Produksi plastik global melonjak, mencapai 400 juta metrik ton per tahun pada tahun 2022 dan diproyeksikan meningkat dua kali lipat pada tahun 2050. Dengan kurang dari 10% sampah plastik yang didaur ulang, masalahnya bukan hanya pada estetika; ini adalah bencana lingkungan dan kesehatan yang semakin meningkat. Meskipun negosiasi internasional untuk mengekang polusi plastik terhenti, pencarian alternatif, seperti plastik biodegradable, semakin mendapat perhatian – namun menghadapi kendala yang signifikan.

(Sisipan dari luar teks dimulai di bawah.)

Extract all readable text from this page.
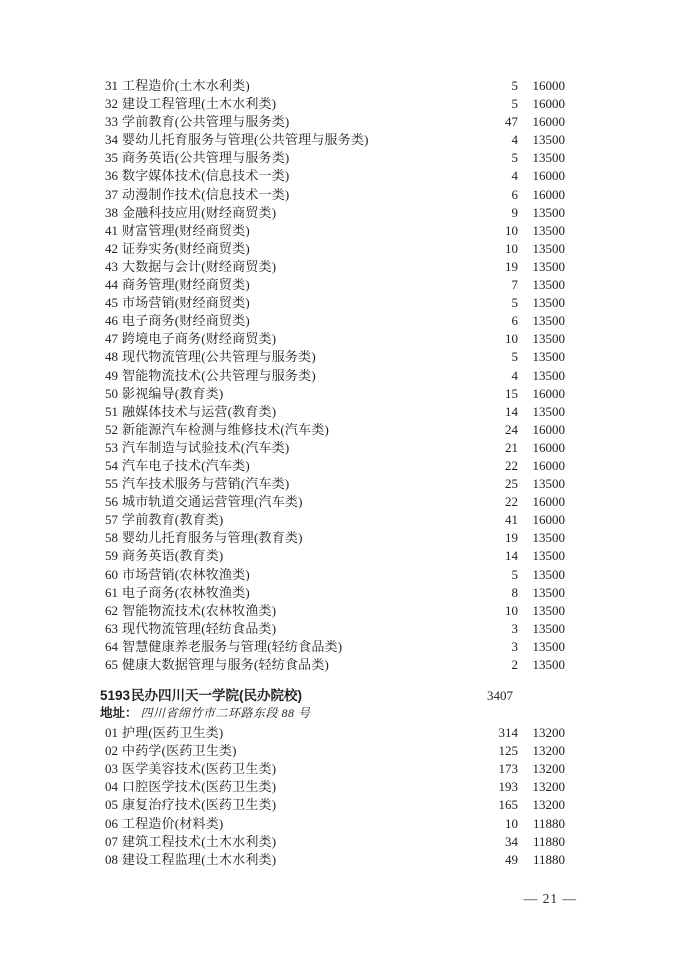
31 工程造价(土木水利类)	5	16000
32 建设工程管理(土木水利类)	5	16000
33 学前教育(公共管理与服务类)	47	16000
34 婴幼儿托育服务与管理(公共管理与服务类)	4	13500
35 商务英语(公共管理与服务类)	5	13500
36 数字媒体技术(信息技术一类)	4	16000
37 动漫制作技术(信息技术一类)	6	16000
38 金融科技应用(财经商贸类)	9	13500
41 财富管理(财经商贸类)	10	13500
42 证券实务(财经商贸类)	10	13500
43 大数据与会计(财经商贸类)	19	13500
44 商务管理(财经商贸类)	7	13500
45 市场营销(财经商贸类)	5	13500
46 电子商务(财经商贸类)	6	13500
47 跨境电子商务(财经商贸类)	10	13500
48 现代物流管理(公共管理与服务类)	5	13500
49 智能物流技术(公共管理与服务类)	4	13500
50 影视编导(教育类)	15	16000
51 融媒体技术与运营(教育类)	14	13500
52 新能源汽车检测与维修技术(汽车类)	24	16000
53 汽车制造与试验技术(汽车类)	21	16000
54 汽车电子技术(汽车类)	22	16000
55 汽车技术服务与营销(汽车类)	25	13500
56 城市轨道交通运营管理(汽车类)	22	16000
57 学前教育(教育类)	41	16000
58 婴幼儿托育服务与管理(教育类)	19	13500
59 商务英语(教育类)	14	13500
60 市场营销(农林牧渔类)	5	13500
61 电子商务(农林牧渔类)	8	13500
62 智能物流技术(农林牧渔类)	10	13500
63 现代物流管理(轻纺食品类)	3	13500
64 智慧健康养老服务与管理(轻纺食品类)	3	13500
65 健康大数据管理与服务(轻纺食品类)	2	13500
5193 民办四川天一学院(民办院校)	3407
地址： 四川省绵竹市二环路东段 88 号
01 护理(医药卫生类)	314	13200
02 中药学(医药卫生类)	125	13200
03 医学美容技术(医药卫生类)	173	13200
04 口腔医学技术(医药卫生类)	193	13200
05 康复治疗技术(医药卫生类)	165	13200
06 工程造价(材料类)	10	11880
07 建筑工程技术(土木水利类)	34	11880
08 建设工程监理(土木水利类)	49	11880
— 21 —
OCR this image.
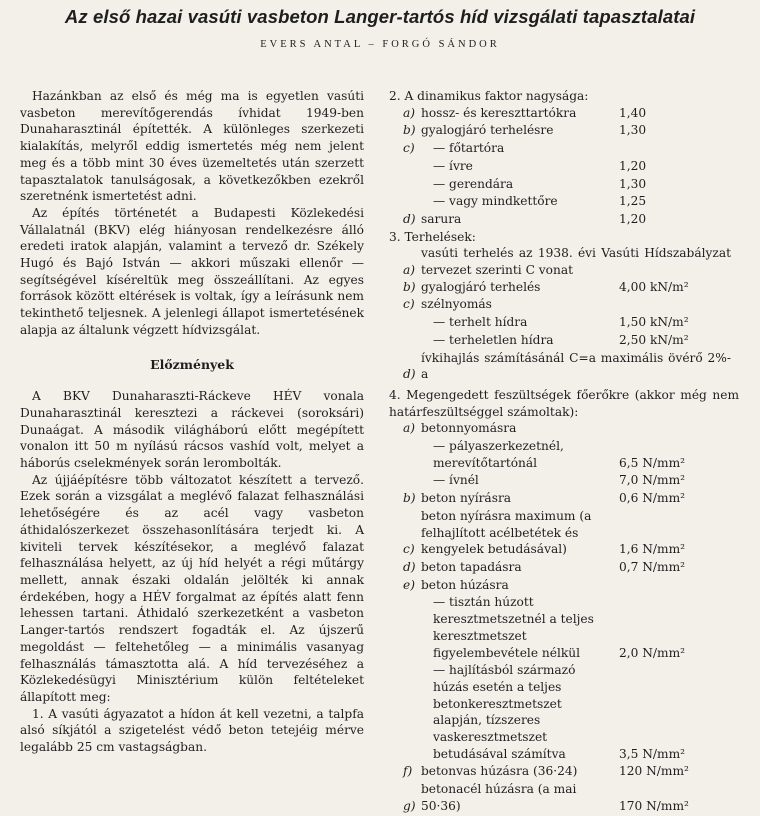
Az első hazai vasúti vasbeton Langer-tartós híd vizsgálati tapasztalatai
EVERS ANTAL – FORGÓ SÁNDOR

Hazánkban az első és még ma is egyetlen vasúti vasbeton merevítőgerendás ívhidat 1949-ben Dunaharasztinál építették. A különleges szerkezeti kialakítás, melyről eddig ismertetés még nem jelent meg és a több mint 30 éves üzemeltetés után szerzett tapasztalatok tanulságosak, a következőkben ezekről szeretnénk ismertetést adni.

Az építés történetét a Budapesti Közlekedési Vállalatnál (BKV) elég hiányosan rendelkezésre álló eredeti iratok alapján, valamint a tervező dr. Székely Hugó és Bajó István — akkori műszaki ellenőr — segítségével kíséreltük meg összeállítani. Az egyes források között eltérések is voltak, így a leírásunk nem tekinthető teljesnek. A jelenlegi állapot ismertetésének alapja az általunk végzett hídvizsgálat.

Előzmények

A BKV Dunaharaszti-Ráckeve HÉV vonala Dunaharasztinál keresztezi a ráckevei (soroksári) Dunaágat. A második világháború előtt megépített vonalon itt 50 m nyílású rácsos vashíd volt, melyet a háborús cselekmények során lerombolták.

Az újjáépítésre több változatot készített a tervező. Ezek során a vizsgálat a meglévő falazat felhasználási lehetőségére és az acél vagy vasbeton áthidalószerkezet összehasonlítására terjedt ki. A kiviteli tervek készítésekor, a meglévő falazat felhasználása helyett, az új híd helyét a régi műtárgy mellett, annak északi oldalán jelölték ki annak érdekében, hogy a HÉV forgalmat az építés alatt fenn lehessen tartani. Áthidaló szerkezetként a vasbeton Langer-tartós rendszert fogadták el. Az újszerű megoldást — feltehetőleg — a minimális vasanyag felhasználás támasztotta alá. A híd tervezéséhez a Közlekedésügyi Minisztérium külön feltételeket állapított meg:

1. A vasúti ágyazatot a hídon át kell vezetni, a talpfa alsó síkjától a szigetelést védő beton tetejéig mérve legalább 25 cm vastagságban.

2. A dinamikus faktor nagysága:
a) hossz- és kereszttartókra	1,40
b) gyalogjáró terhelésre	1,30
c)	— főtartóra
— ívre	1,20
— gerendára	1,30
— vagy mindkettőre	1,25
d) sarura	1,20
3. Terhelések:
a)
vasúti terhelés az 1938. évi Vasúti Hídszabályzat tervezet szerinti C vonat
b) gyalogjáró terhelés	4,00 kN/m²
c) szélnyomás
— terhelt hídra	1,50 kN/m²
— terheletlen hídra	2,50 kN/m²
d)
ívkihajlás számításánál C=a maximális övérő 2%-a
4. Megengedett feszültségek főerőkre (akkor még nem határfeszültséggel számoltak):
a) betonnyomásra
— pályaszerkezetnél, merevítőtartónál	6,5 N/mm²
— ívnél	7,0 N/mm²
b) beton nyírásra	0,6 N/mm²
c)
beton nyírásra maximum (a felhajlított acélbetétek és kengyelek betudásával)	1,6 N/mm²
d) beton tapadásra	0,7 N/mm²
e) beton húzásra
— tisztán húzott keresztmetszetnél a teljes keresztmetszet figyelembevétele nélkül	2,0 N/mm²
— hajlításból származó húzás esetén a teljes betonkeresztmetszet alapján, tízszeres vaskeresztmetszet betudásával számítva	3,5 N/mm²
f) betonvas húzásra (36·24)	120 N/mm²
g)
betonacél húzásra (a mai 50·36)	170 N/mm²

Realitas Kimia Polusi Plastik
Banyaknya volume sampah plastik memang mengkhawatirkan, namun komposisi kimianya bahkan lebih mengkhawatirkan. Para ilmuwan telah mengidentifikasi lebih dari 4.200 bahan kimia beracun dan persisten dalam plastik, yang dilepaskan sepanjang siklus hidupnya mulai dari ekstraksi hingga pembuangan. Hanya 6% dari jumlah tersebut yang diatur secara internasional, sehingga menimbulkan risiko yang tidak diketahui bagi manusia dan ekosistem. Ketika plastik terurai menjadi mikro dan sekarang menjadi nanoplastik, bahan kimia ini terakumulasi dalam rantai makanan, dan penelitian terbaru menemukan bahwa plastik berada di organ manusia, menyebabkan penuaan sel, gangguan genetik, dan peradangan.
Masalahnya lebih dari sekedar polusi yang terlihat. Nanoplastik, yang berukuran lebih kecil dari sehelai rambut manusia, kini berada di lautan pada tingkat yang sebanding dengan mikroplastik, tenggelam ke kedalaman laut dan melintasi penghalang biologis, sehingga berpotensi mengganggu proses seluler. Skala kontaminasi ini sangat besar, dengan perkiraan 27 juta metrik ton nanoplastik berada di Atlantik Utara saja.
Janji dan Jebakan Plastik Biodegradable
Salah satu solusi yang diusulkan adalah beralih ke plastik biodegradable, bahan yang diuraikan oleh organisme alami menjadi produk sampingan yang tidak berbahaya. Namun, sebagian besar pilihan “biodegradable” saat ini adalah komposit bahan berbasis bio (seperti serat kayu) dan petrokimia. Bahan-bahan ini dapat melepaskan bahan kimia berbahaya seperti asam tereftalat dan bisphenol A saat terurai, sehingga menimbulkan ancaman baru bagi lingkungan.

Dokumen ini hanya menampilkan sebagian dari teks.